Древнерусское лицевое шитьё

Поделись знанием:
Перейти к: навигация, поиск

Древнерусское лицевое шитьё («живопись иглой») — вид декоративно-прикладного искусства, распространённый в эпоху Древней Руси.

Его сюжетные изображения, близкие к художественному и образному строю иконы и фрески, сочетаются с литургическими и вкладными надписями. Вместе с тем лицевое шитье имеет свои особенности, в их числе — бóльшая, чем у многих других видов изобразительного искусства, зависимость от материала, технологии и функционального назначения предмета.

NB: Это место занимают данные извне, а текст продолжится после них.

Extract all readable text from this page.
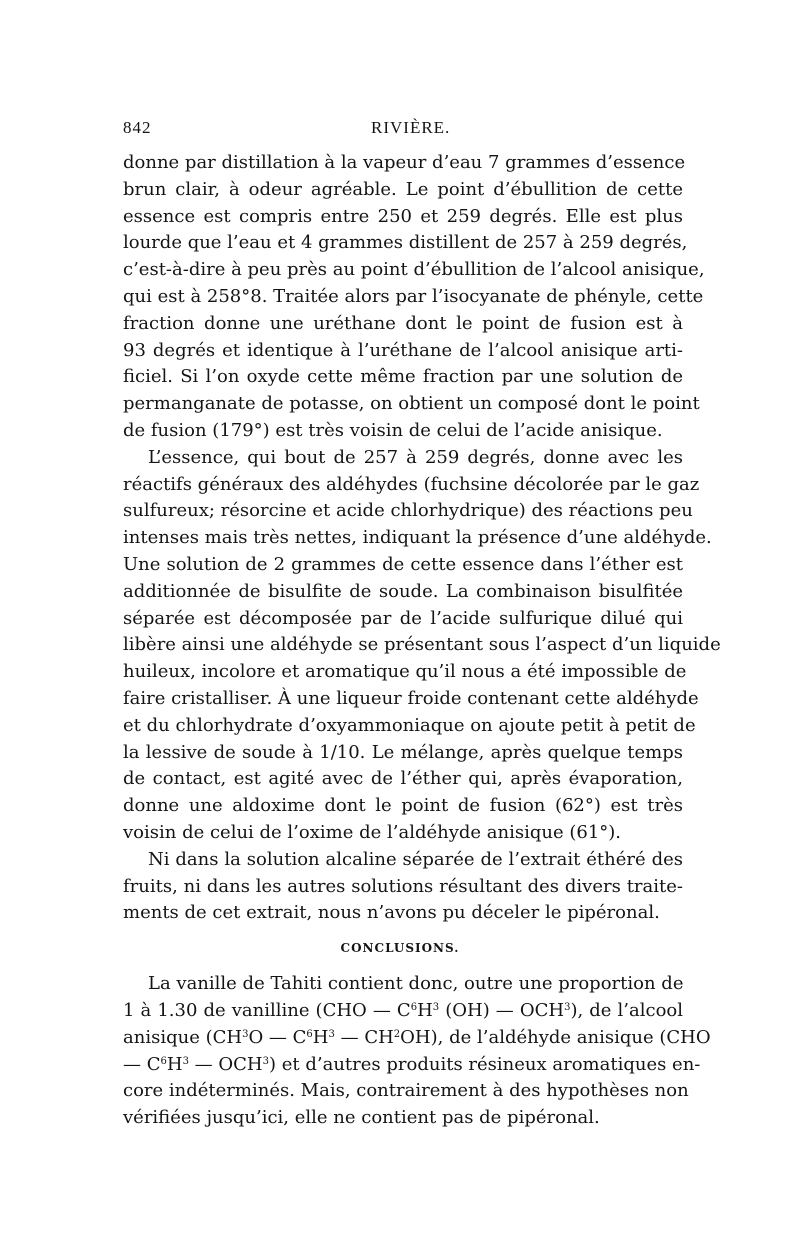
842	RIVIÈRE.
donne par distillation à la vapeur d’eau 7 grammes d’essence
brun clair, à odeur agréable. Le point d’ébullition de cette
essence est compris entre 250 et 259 degrés. Elle est plus
lourde que l’eau et 4 grammes distillent de 257 à 259 degrés,
c’est-à-dire à peu près au point d’ébullition de l’alcool anisique,
qui est à 258°8. Traitée alors par l’isocyanate de phényle, cette
fraction donne une uréthane dont le point de fusion est à
93 degrés et identique à l’uréthane de l’alcool anisique arti-
ficiel. Si l’on oxyde cette même fraction par une solution de
permanganate de potasse, on obtient un composé dont le point
de fusion (179°) est très voisin de celui de l’acide anisique.
L’essence, qui bout de 257 à 259 degrés, donne avec les
réactifs généraux des aldéhydes (fuchsine décolorée par le gaz
sulfureux; résorcine et acide chlorhydrique) des réactions peu
intenses mais très nettes, indiquant la présence d’une aldéhyde.
Une solution de 2 grammes de cette essence dans l’éther est
additionnée de bisulfite de soude. La combinaison bisulfitée
séparée est décomposée par de l’acide sulfurique dilué qui
libère ainsi une aldéhyde se présentant sous l’aspect d’un liquide
huileux, incolore et aromatique qu’il nous a été impossible de
faire cristalliser. À une liqueur froide contenant cette aldéhyde
et du chlorhydrate d’oxyammoniaque on ajoute petit à petit de
la lessive de soude à 1/10. Le mélange, après quelque temps
de contact, est agité avec de l’éther qui, après évaporation,
donne une aldoxime dont le point de fusion (62°) est très
voisin de celui de l’oxime de l’aldéhyde anisique (61°).
Ni dans la solution alcaline séparée de l’extrait éthéré des
fruits, ni dans les autres solutions résultant des divers traite-
ments de cet extrait, nous n’avons pu déceler le pipéronal.
CONCLUSIONS.
La vanille de Tahiti contient donc, outre une proportion de
1 à 1.30 de vanilline (CHO — $C^6H^3$ (OH) — OCH$^3$), de l’alcool
anisique ($CH^3O$ — $C^6H^3$ — $CH^2OH$), de l’aldéhyde anisique (CHO
— $C^6H^3$ — OCH$^3$) et d’autres produits résineux aromatiques en-
core indéterminés. Mais, contrairement à des hypothèses non
vérifiées jusqu’ici, elle ne contient pas de pipéronal.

Наиболее крупные собрания произведений лицевого шитья хранятся в Музеях Московского Кремля, в московском Историческом музее, в Русском музее в Санкт-Петербурге, в Сергиево-Посадском и Новгородском музеях.





Краткая история

Древнерусское лицевое шитьё сформировалось под непосредственным воздействием Византии и достигло на Руси необычайного расцвета.

Сюжет

Обычно произведения шитья состоят из основного изображения — святых, сцен их жития, евангельских или библейских сюжетов —— и каймы с подобными же изображениями или орнаментом, с шитыми литургическими и вкладными надписями.

Предназначение

В основном это предметы церковного назначения: судáри (покровцы — небольшие платы) на дискос и потир, плащаницы («воздýхи», «воздýхи большие» — платы большого размера с рисованными или вышитыми изображениями «Положения во гроб», «Оплакивания» или «Снятия со креста»), шитые пелены под иконы, хоругви, одежды и покровы на престолы и жертвенники, покровы на раки с мощами святых, а также облачения духовенства; редко шитые иконы. Эти произведения сделаны из дорогих тканей серебряными, золотыми и шелковыми нитями.

Техника

Лично́е (лица) обычно вышивали тонким шёлком разных оттенков песочного цвета, одежду и все остальное — шелком или серебряными и золотными нитями разными швами. Иногда под золотную нить подкладывали толстую льняную или хлопчатобумажную ткань для придания рельефности. Нередко шитое произведение украшали драгоценными камнями, обнизывали жемчугом. Для прочности под шитье, выполненное по шелковой ткани, клали окрашенный холст, а затем пришивали подкладку.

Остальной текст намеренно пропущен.